People who support Trump, however unrealistic and unsavory his pronouncements, are making a blunt assertion of what’s real. Many of them will say that the reality they’re asserting is Islamic State terrorists or hordes of undocumented workers, but at bottom, the reality is none other than Trump himself, the capital that trumps everything.


It should come as no surprise that I will cast my vote in the primary for Bernie Sanders. I believe he would make a good president, certainly the best president of anyone currently in the field. My hope is that some of those who now support Trump will come to see their real interests with Sanders, and Sanders’ real allegiance to them. Minus the bigotry and fear, he is in many obvious ways one of them. You can take the boy out of working-class Brooklyn, but you can’t take . . . etc.

If I have any tactical worry about the Sanders campaign, it is that his relentless and admittedly overdue focus on the depredations of “the billionaire class” will resound in working-class ears as an enticement to envy. This will not do. What’s needed now is not so much a denunciation as an evocation, a vision of a more egalitarian society in which people have a better chance of becoming their best selves.

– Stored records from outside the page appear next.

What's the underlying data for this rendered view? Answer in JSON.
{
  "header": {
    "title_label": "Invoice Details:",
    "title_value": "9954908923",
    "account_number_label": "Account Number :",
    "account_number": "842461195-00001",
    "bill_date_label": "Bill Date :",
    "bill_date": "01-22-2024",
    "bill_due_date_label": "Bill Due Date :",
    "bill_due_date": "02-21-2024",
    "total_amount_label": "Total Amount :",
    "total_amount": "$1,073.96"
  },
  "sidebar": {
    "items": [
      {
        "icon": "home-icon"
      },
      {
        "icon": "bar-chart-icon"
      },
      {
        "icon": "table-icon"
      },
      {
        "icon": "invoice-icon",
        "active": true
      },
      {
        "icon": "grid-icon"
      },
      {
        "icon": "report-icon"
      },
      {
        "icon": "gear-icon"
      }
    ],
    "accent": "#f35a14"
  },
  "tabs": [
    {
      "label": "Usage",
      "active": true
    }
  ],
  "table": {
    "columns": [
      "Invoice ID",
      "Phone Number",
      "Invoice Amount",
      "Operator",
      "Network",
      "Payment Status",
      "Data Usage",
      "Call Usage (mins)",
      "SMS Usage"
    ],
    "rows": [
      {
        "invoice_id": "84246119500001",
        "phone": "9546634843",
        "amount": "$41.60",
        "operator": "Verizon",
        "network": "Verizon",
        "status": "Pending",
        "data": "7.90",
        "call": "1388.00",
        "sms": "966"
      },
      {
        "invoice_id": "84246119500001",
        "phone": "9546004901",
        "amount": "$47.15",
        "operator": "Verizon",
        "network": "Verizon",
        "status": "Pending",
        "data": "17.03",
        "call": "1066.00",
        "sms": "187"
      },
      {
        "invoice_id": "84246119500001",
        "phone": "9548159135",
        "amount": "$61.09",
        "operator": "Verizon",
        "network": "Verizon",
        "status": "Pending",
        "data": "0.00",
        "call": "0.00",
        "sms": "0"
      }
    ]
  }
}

Peter Maurin, who together with Dorothy Day founded the Catholic Worker Movement in the 1930s, spoke of the need to create a society in which “it is easier for men to be good.” At bottom that is what most men and women want, including some of those whose hate-twisted faces appear screaming at Trump rallies. They want to be good.

Liberals and progressives would want the same thing except that — as they will be the first to tell you — they already are.

Garret Keizer is the author of “Getting Schooled: The Reeducation of an American Teacher.”